What is a Property Trust?
Many people in the UK consider property trusts as a way to avoid care home fees. This is often not as sound an investment as it may appear. In this context, a Trust is an agreement with a company in which you transfer ownership and management of your property to them. This is legally binding, and terms will be drawn up in a trust deed.
Trust companies offer to look after your property for you. You can continue to live in your home rent-free even if it is in a Trust. Because this is seen as a ‘gift’, the Trust company will not buy your home from you. Instead they manage its sale and the proceeds from that sale when you move out or die.
When you set this up, you will compose a letter of wishes. In this letter, you’ll name your beneficiaries. These are the people you want to inherit your property or proceeds from its sale after you die. You’ll detail what you would like to happen to your property or the proceeds once it’s sold. For example, you may ask the Trust to sell your property if you ever move out. But, you may ask that your beneficiaries not receive their shares of the money from the sale until after you die.
How does a Trust stop me selling my house to pay care fees
Putting your house into a Trust will mean the Trust will own your house rather than a person. This means it cannot be taken into account as a financial asset when you are assessed to see what care home fees you can pay.
When you are planning to move into a care home, your local authority will conduct a means test. This is to see if you are eligible for funding. By removing your property from your legal ownership, your capital decreases. This may mean that you no longer exceed the upper limit that means you must pay for your own care.
Lifetime Property Trusts
A Life Interest Trust is set up through your will. It means that you can protect your home and ensure it is kept for your partner or children after you die.
In order to set up a Lifetime Property Trust you must own the property solely or as a couple as Tenants in Common.
The Trust means that when one half of couple dies, the surviving partner will still have the home for the rest of their life. If the surviving partner moves into a care home, only their portion of the home held under Tenants in Common can be used for care home fees
The share of the house from the first half of the couple who has died is protected and can be passed onto beneficiaries.
The terms of the Trust cannot be changed by the surviving partner once the first partner has died.
What are the disadvantages?
One disadvantage is the terms of the Trust cannot be changed once the first half of the couple has died. So the second half of the couple will have reduced funds to pay for a care home.
In addition, despite the guarantees that Trust companies may advertise, the Trust scheme may not work. Your local authority may deem your trust scheme to be a deliberate deprivation of assets. If they do, your property will still be counted towards your capital and affect your funding eligibility. Meanwhile, the trust will still have ownership of your property. You will have wasted time and money on what can be a lengthy and expensive process.

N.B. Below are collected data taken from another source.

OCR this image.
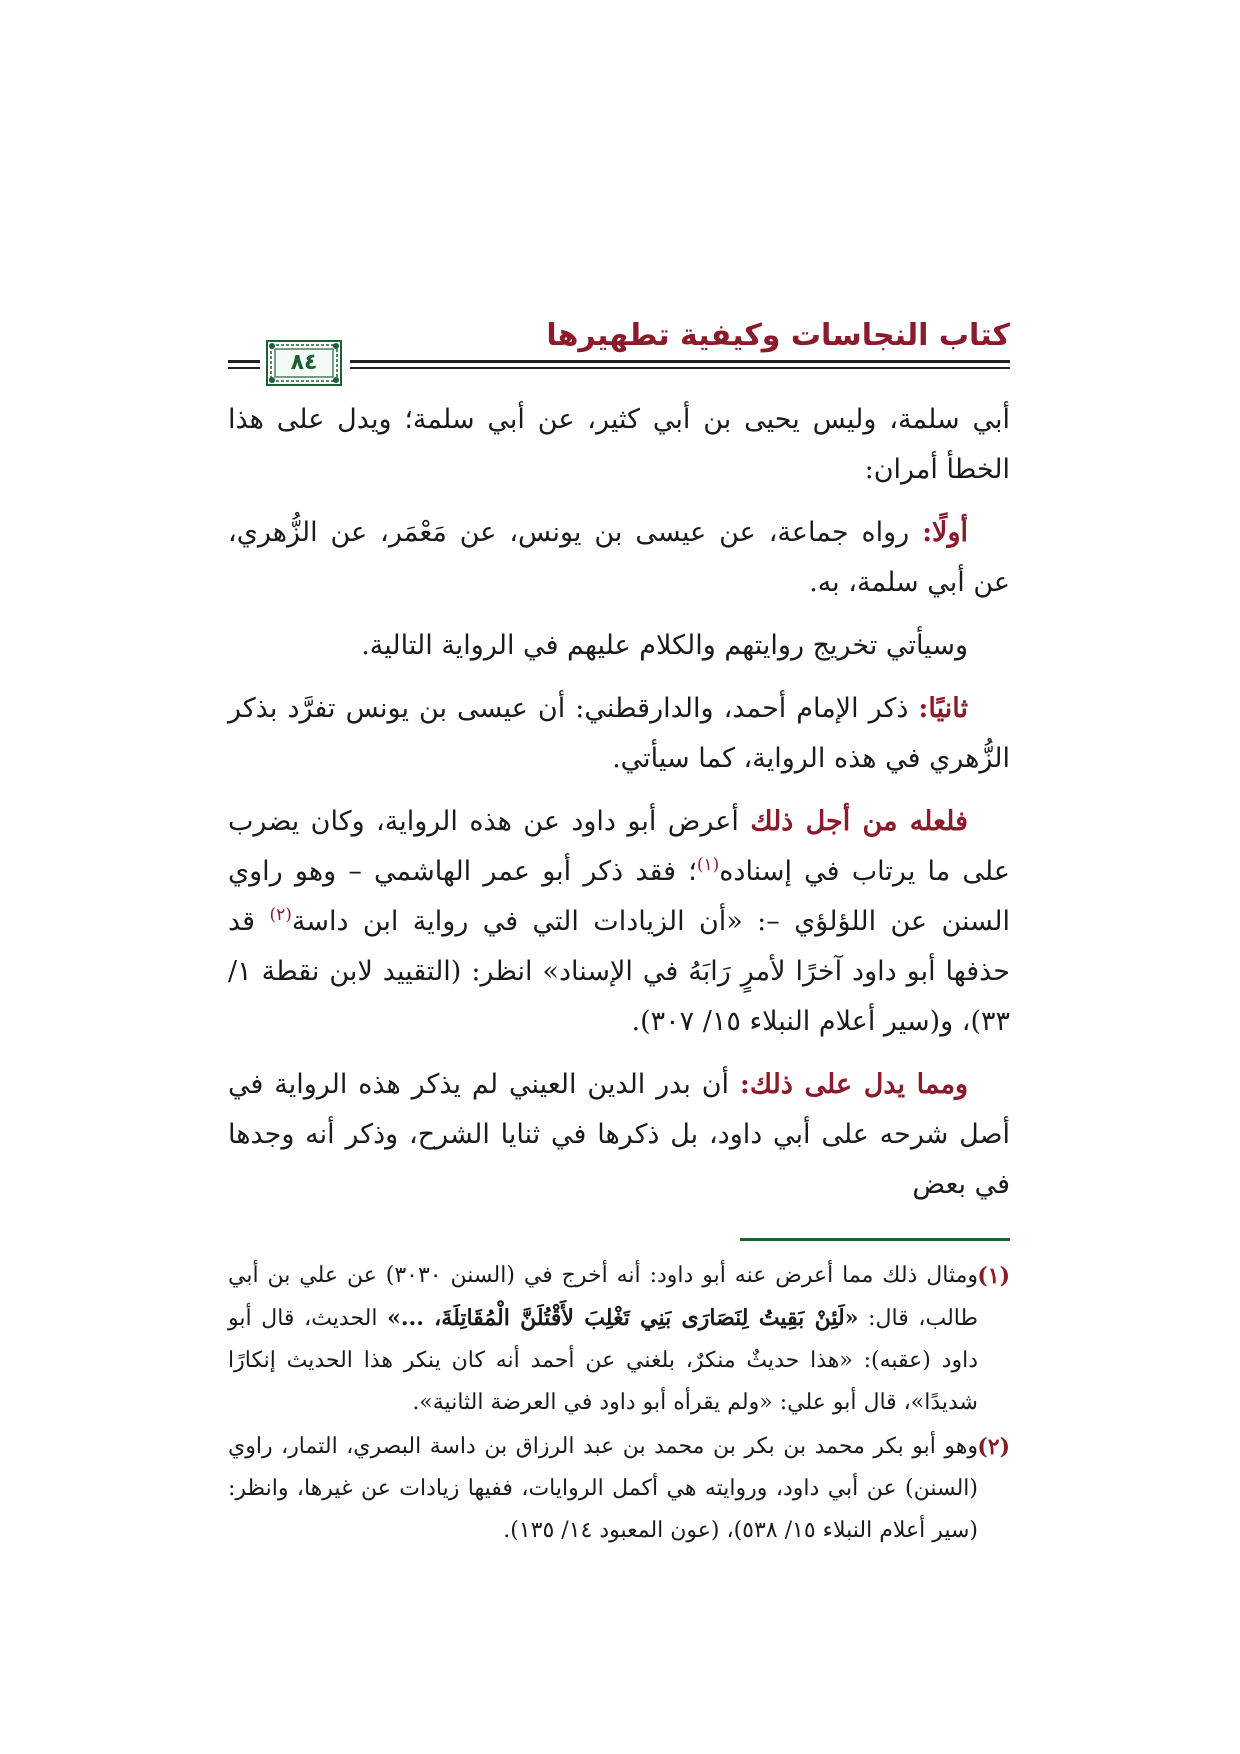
كتاب النجاسات وكيفية تطهيرها
٨٤

أبي سلمة، وليس يحيى بن أبي كثير، عن أبي سلمة؛ ويدل على هذا الخطأ أمران:

أولًا: رواه جماعة، عن عيسى بن يونس، عن مَعْمَر، عن الزُّهري، عن أبي سلمة، به.

وسيأتي تخريج روايتهم والكلام عليهم في الرواية التالية.

ثانيًا: ذكر الإمام أحمد، والدارقطني: أن عيسى بن يونس تفرَّد بذكر الزُّهري في هذه الرواية، كما سيأتي.

فلعله من أجل ذلك أعرض أبو داود عن هذه الرواية، وكان يضرب على ما يرتاب في إسناده$^{(١)}$؛ فقد ذكر أبو عمر الهاشمي – وهو راوي السنن عن اللؤلؤي –: «أن الزيادات التي في رواية ابن داسة$^{(٢)}$ قد حذفها أبو داود آخرًا لأمرٍ رَابَهُ في الإسناد» انظر: (التقييد لابن نقطة ١/ ٣٣)، و(سير أعلام النبلاء ١٥/ ٣٠٧).

ومما يدل على ذلك: أن بدر الدين العيني لم يذكر هذه الرواية في أصل شرحه على أبي داود، بل ذكرها في ثنايا الشرح، وذكر أنه وجدها في بعض

(١)
ومثال ذلك مما أعرض عنه أبو داود: أنه أخرج في (السنن ٣٠٣٠) عن علي بن أبي طالب، قال: «لَئِنْ بَقِيتُ لِنَصَارَى بَنِي تَغْلِبَ لأَقْتُلَنَّ الْمُقَاتِلَةَ، ...» الحديث، قال أبو داود (عقبه): «هذا حديثٌ منكرٌ، بلغني عن أحمد أنه كان ينكر هذا الحديث إنكارًا شديدًا»، قال أبو علي: «ولم يقرأه أبو داود في العرضة الثانية».
(٢)
وهو أبو بكر محمد بن بكر بن محمد بن عبد الرزاق بن داسة البصري، التمار، راوي (السنن) عن أبي داود، وروايته هي أكمل الروايات، ففيها زيادات عن غيرها، وانظر: (سير أعلام النبلاء ١٥/ ٥٣٨)، (عون المعبود ١٤/ ١٣٥).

Jane Sutherland, partner and solicitor at Nelson’s Law, says: “Fuelled by concerns over the so-called ‘dementia-tax’, a whole industry has grown up around the sale of these schemes. Charges often start at around £4,000. All too often, the schemes may be promoted by people who are not legally qualified. People who are giving information without first considering whether it is appropriate for the client.”
The seven year rule
Be wary that it can be the case that you need to survive for 7 years after gifting your property to a trust or another person for it to no longer count as part of your taxable estate.
If you are interested in using a Trust, you should always consult a solicitor, who specialises in this area. They can advise you properly on what is a complex and sometimes risky area of law.